OK, so now Ben Verlander knows what it feels like to have been the Beatles, Michael Jackson and Aretha Franklin rolled into one walking along the streets of Japan. 

USA Today

What follows that lede is, I must stress, one of the weirder stories I have ever read. Some of this is surely down to the fact that Bob Nightengale has a relationship with words that is similar to the one he has with photography, but it is also because Verlander says some really weird shit, and comes off like a guy who seems to have lost sight of what his trip to Japan was supposed to be about in the first place. First, the weird stuff:

"People in Japan aren’t the most outspoken," Verlander said. "They don’t speak up, don’t speak boldly, so I am their voice on the other side of the world. How can you not be affected by that?" 

USA Today

I'm not even sure what the implication of that quote is supposed to be. Baseball fans in Japan need Ben Verlander to be their voice in America so that he can ... do what exactly? This guy is somehow representing the interests of an entire country's baseball fans every time he sends an orgasmic tweet after Ohtani hits an opposite-field home run?

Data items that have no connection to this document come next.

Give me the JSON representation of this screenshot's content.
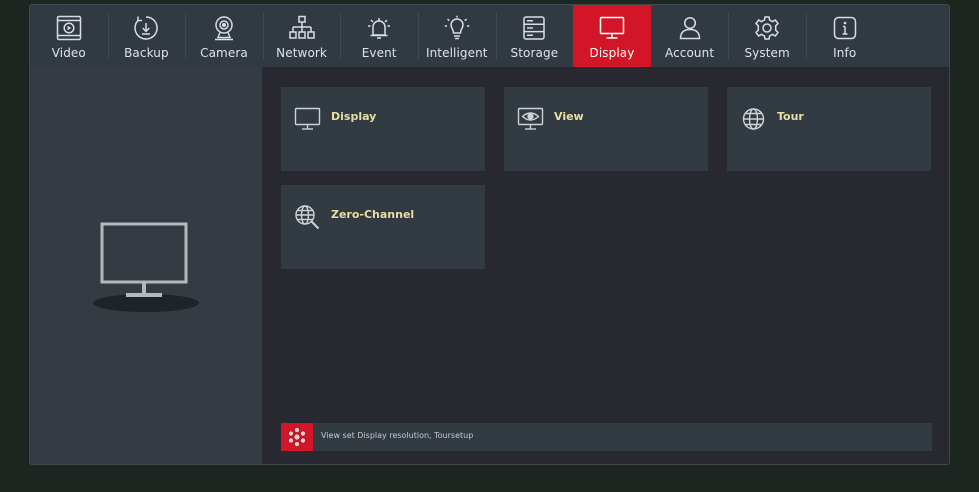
{
  "nav": {
    "items": [
      {
        "label": "Video",
        "icon": "video-icon"
      },
      {
        "label": "Backup",
        "icon": "backup-icon"
      },
      {
        "label": "Camera",
        "icon": "camera-icon"
      },
      {
        "label": "Network",
        "icon": "network-icon"
      },
      {
        "label": "Event",
        "icon": "event-alarm-icon"
      },
      {
        "label": "Intelligent",
        "icon": "intelligent-bulb-icon"
      },
      {
        "label": "Storage",
        "icon": "storage-icon"
      },
      {
        "label": "Display",
        "icon": "display-monitor-icon",
        "active": true
      },
      {
        "label": "Account",
        "icon": "account-user-icon"
      },
      {
        "label": "System",
        "icon": "system-gear-icon"
      },
      {
        "label": "Info",
        "icon": "info-icon"
      }
    ]
  },
  "sidebar": {
    "icon": "monitor-illustration-icon"
  },
  "tiles": [
    {
      "label": "Display",
      "icon": "monitor-icon"
    },
    {
      "label": "View",
      "icon": "view-eye-monitor-icon"
    },
    {
      "label": "Tour",
      "icon": "tour-globe-icon"
    },
    {
      "label": "Zero-Channel",
      "icon": "zero-channel-search-icon"
    }
  ],
  "hint": {
    "text": "View set Display resolution, Toursetup",
    "icon": "display-settings-icon"
  },
  "colors": {
    "accent": "#d21627",
    "tile_label": "#e7dfa6",
    "nav_bg": "#313a42",
    "content_bg": "#282930",
    "sidebar_bg": "#343b42",
    "tile_bg": "#323a42"
  }
}
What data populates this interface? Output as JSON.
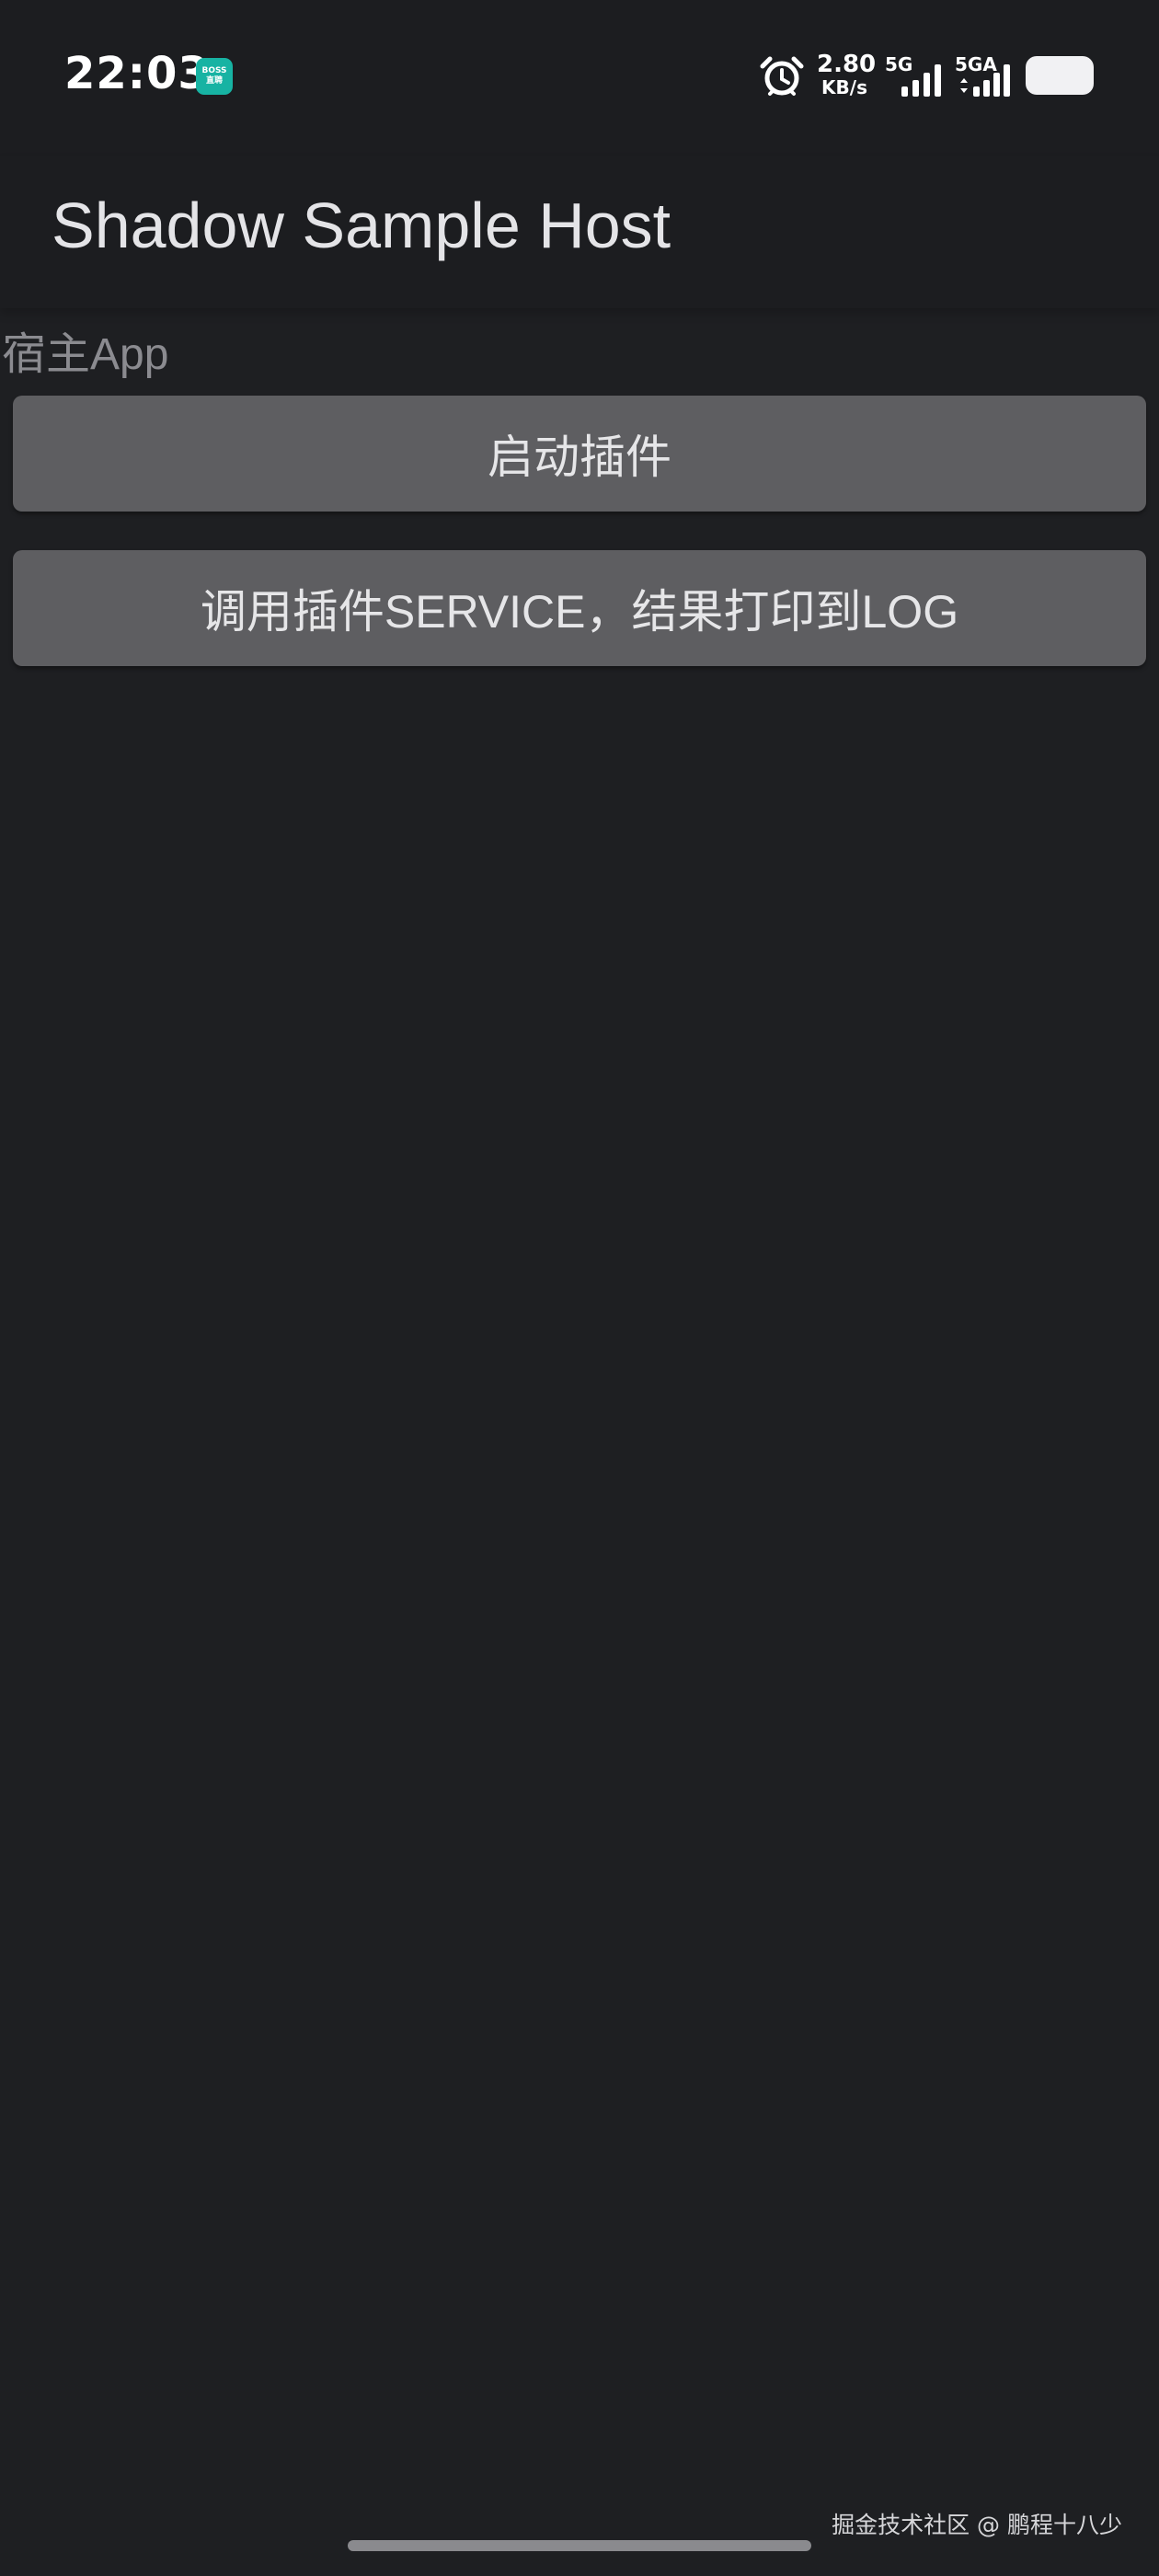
{
  "status_bar": {
    "time": "22:03",
    "app_badge_line1": "BOSS",
    "app_badge_line2": "直聘",
    "alarm_icon": "alarm-clock-icon",
    "net_speed_value": "2.80",
    "net_speed_unit": "KB/s",
    "sim1_label": "5G",
    "sim2_label": "5GA",
    "battery_icon": "battery-icon"
  },
  "action_bar": {
    "title": "Shadow Sample Host"
  },
  "main": {
    "label": "宿主App",
    "start_plugin_button": "启动插件",
    "call_service_button": "调用插件SERVICE，结果打印到LOG"
  },
  "watermark": "掘金技术社区 @ 鹏程十八少",
  "colors": {
    "background": "#1e1f22",
    "button": "#5e5e61",
    "badge": "#17b3a3"
  }
}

Verlander then goes on to tell Nightengale about how he was mobbed as a celebrity by fans in Japan—are we sure they didn't mistake him for his brother?—which then leads into some frankly depressing revelations about Verlander's own self-image and where it fits into his ceaseless performance of enthusiasm (emphasis mine):

"I didn’t know what was going to happen, I didn’t know what we’d get," Verlander told USA TODAY Sports, "but it was the most powerful story what he means to everyone in Japan, and at the same time, what I mean. 

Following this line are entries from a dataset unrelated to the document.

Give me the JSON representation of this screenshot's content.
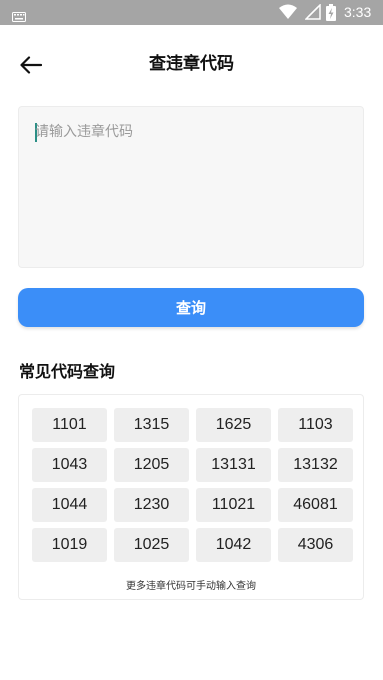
{
  "status_bar": {
    "time": "3:33"
  },
  "header": {
    "title": "查违章代码"
  },
  "search": {
    "placeholder": "请输入违章代码",
    "value": ""
  },
  "query_button": {
    "label": "查询"
  },
  "common_codes": {
    "title": "常见代码查询",
    "codes": [
      "1101",
      "1315",
      "1625",
      "1103",
      "1043",
      "1205",
      "13131",
      "13132",
      "1044",
      "1230",
      "11021",
      "46081",
      "1019",
      "1025",
      "1042",
      "4306"
    ],
    "footnote": "更多违章代码可手动输入查询"
  },
  "colors": {
    "accent": "#3b8ef8",
    "status_bar": "#a5a5a5",
    "chip_bg": "#eeeeee"
  }
}
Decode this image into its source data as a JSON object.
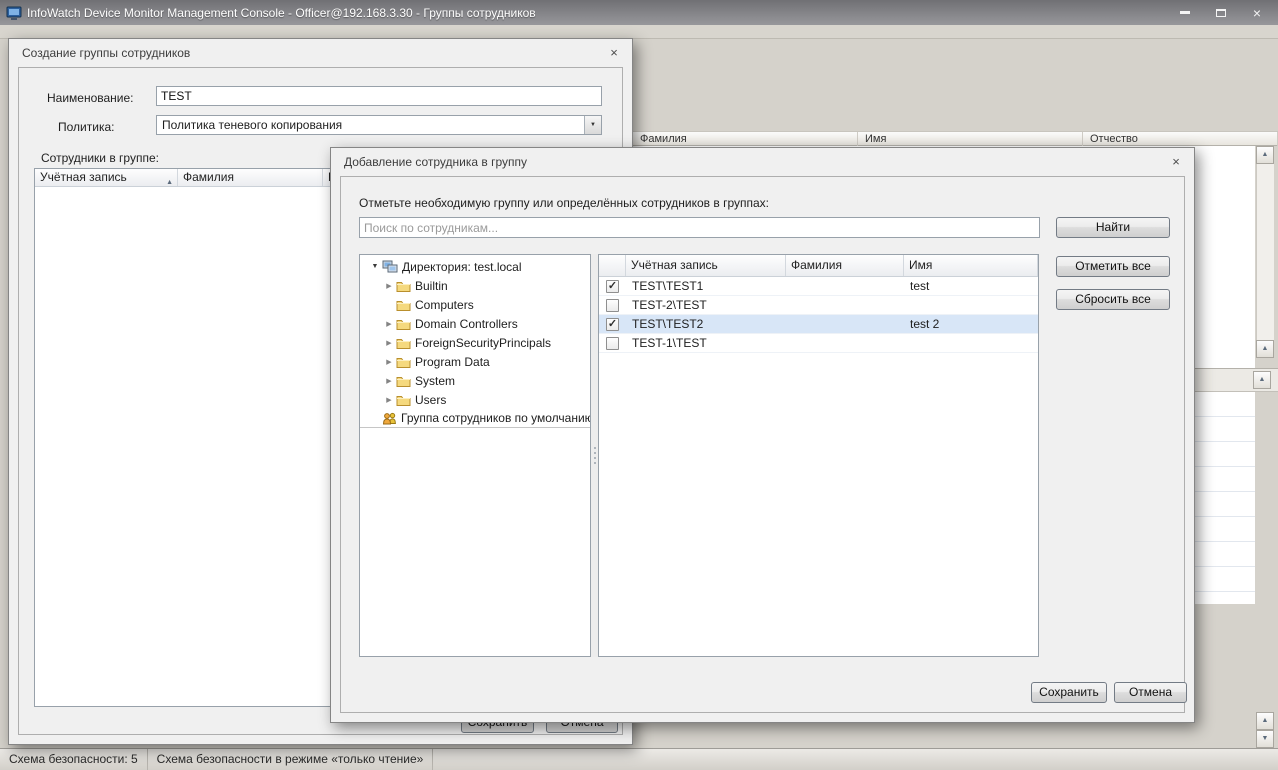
{
  "window": {
    "title": "InfoWatch Device Monitor Management Console - Officer@192.168.3.30 - Группы сотрудников"
  },
  "icons": {
    "close": "×",
    "sort_asc": "▲",
    "combo_arrow": "▼",
    "tree_expanded": "▼",
    "tree_collapsed": "▶",
    "check": "✓",
    "scroll_up": "▲",
    "scroll_down": "▼",
    "collapse_pane": "▲"
  },
  "background": {
    "columns": [
      "Фамилия",
      "Имя",
      "Отчество"
    ]
  },
  "statusbar": {
    "security_scheme": "Схема безопасности: 5",
    "mode": "Схема безопасности в режиме «только чтение»"
  },
  "create_dialog": {
    "title": "Создание группы сотрудников",
    "name_label": "Наименование:",
    "name_value": "TEST",
    "policy_label": "Политика:",
    "policy_value": "Политика теневого копирования",
    "members_label": "Сотрудники в группе:",
    "columns": [
      "Учётная запись",
      "Фамилия",
      "И"
    ],
    "save_button": "Сохранить",
    "cancel_button": "Отмена"
  },
  "add_dialog": {
    "title": "Добавление сотрудника в группу",
    "instruction": "Отметьте необходимую группу или определённых сотрудников в группах:",
    "search_placeholder": "Поиск по сотрудникам...",
    "find_button": "Найти",
    "select_all_button": "Отметить все",
    "clear_all_button": "Сбросить все",
    "save_button": "Сохранить",
    "cancel_button": "Отмена",
    "tree": {
      "root": "Директория: test.local",
      "folders": [
        "Builtin",
        "Computers",
        "Domain Controllers",
        "ForeignSecurityPrincipals",
        "Program Data",
        "System",
        "Users"
      ],
      "default_group": "Группа сотрудников по умолчанию"
    },
    "columns": [
      "Учётная запись",
      "Фамилия",
      "Имя"
    ],
    "rows": [
      {
        "checked": true,
        "selected": false,
        "account": "TEST\\TEST1",
        "surname": "",
        "name": "test"
      },
      {
        "checked": false,
        "selected": false,
        "account": "TEST-2\\TEST",
        "surname": "",
        "name": ""
      },
      {
        "checked": true,
        "selected": true,
        "account": "TEST\\TEST2",
        "surname": "",
        "name": "test 2"
      },
      {
        "checked": false,
        "selected": false,
        "account": "TEST-1\\TEST",
        "surname": "",
        "name": ""
      }
    ]
  }
}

"Without sounding too mushy and sentimental, everybody wants to have a purpose. I thought my purpose was to play baseball, and play it as long as I can. But I learned that even though my baseball career is over, I still matter. 

USA Today

Jeez, man. Jeez!

I'm unsure if Bob and Ben can appreciate the irony on display here, but it's useful for the rest of us. Perhaps an article that is ostensibly about how much Shohei Ohtani means to baseball fans in Japan seamlessly becoming an article about what Ben Verlander thinks he means to baseball offers some insight into what this particular type of guy is really after. His studious attachment to the most famous and talented baseball player in the world is certainly meant to generate a lot of attention, but maybe not for Shohei Ohtani.